The top two candidates proceed to a run-off, unless one has a majority of all valid votes.

See also A Beginner’s Guide to Iran’s “Managed” Presidential Election

Pezeshkian initially appeared to be a token reformist candidate — all others were blocked by the Guardian Council, which carries out vetting on behalf of Iran’s leadership — in the hope of boosting voter turnout past the historic lows in recent elections.

The leadership appeared to judge that Pezeshkian would not have the charisma and policies to mobilize mass support. However, the Council may have miscalculated, with centrists and reformists able to rally around a single figure.

Other analysts believe that a strong first-round performance by Pezeshkian is acceptable to the regime, since he would lose to its preferred candidate in the run-off. And there are some who argue that Pezeshkian has curbed his views — for example, silence on the strict house arrests of opposition leaders Mir Hossein Mousavi, Mehdi Karroubi, and Zahra Rahnavard since February 2011 — so he has a chance of victory.
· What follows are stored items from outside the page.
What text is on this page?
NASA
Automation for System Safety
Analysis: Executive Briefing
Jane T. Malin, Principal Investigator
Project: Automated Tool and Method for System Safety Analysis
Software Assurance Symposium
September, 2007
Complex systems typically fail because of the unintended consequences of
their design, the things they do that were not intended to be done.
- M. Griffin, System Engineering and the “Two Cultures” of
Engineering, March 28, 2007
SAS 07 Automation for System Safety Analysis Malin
The other surprise so far is the poor performance of Ghalibaf, a high-profile candidate — this is his fourth run for the Presidency — who was close with Pezeshkian and Jalili in polling.

Earlier this week, some regime figures called for hardliners and conservatives to rally around a single candidate, apparently from concern about Pezeshkian’s unexpected strength in polling.

One hardline and one conservative dropped out. However, both Ghalibaf and Jalili refused to step aside.

Almost 15 million ballots have been counted so far — about 25% of the 61 million Iranians eligible to vote.

In 2021, official turnout of 48.8%, an all-time low since the Islamic Republic was established in 1979. Earlier this year, Parliamentary elections officially recorded 42% participation.

The election was called after the death last month of hardline President Ebrahim Raisi, whom the Supreme Leader hailed as his “servant”, in a helicopter crash as he was returning from Azerbaijan.

A Return to the Past?

In 2009, Green Movement leader Mousavi, promising reform, appeared to lead the first round amid a surge of enthusiasm across Iran. However, the regime proclaimed that President Mahmoud Ahmadinejad had “won” with 63% of the vote.

More than a million Iranians took to the streets, calling for a fair election, rights, and reforms. The protests were eventually repressed by regime forces, with widespread detentions, scores of demonstrators slain, and the house arrests of Mousavi, fellow candidate Karroubi, and Mousavi’s wife, academic, and activist Rahnavard.

Four years later, the Council disqualified former President Hashemi Rafsanjani, in an attempt to stem centrists and reformists. However, it allowed a consolation candidate, Rafsanjani’s protégé Hassan Rouhani.

The tactic backfired when Rouhani won a first-round victory, and the Supreme Leader — probably mindful of 2009 — decided not to intervene. Rouhani served two terms, and was succeeded by Raisi in 2021.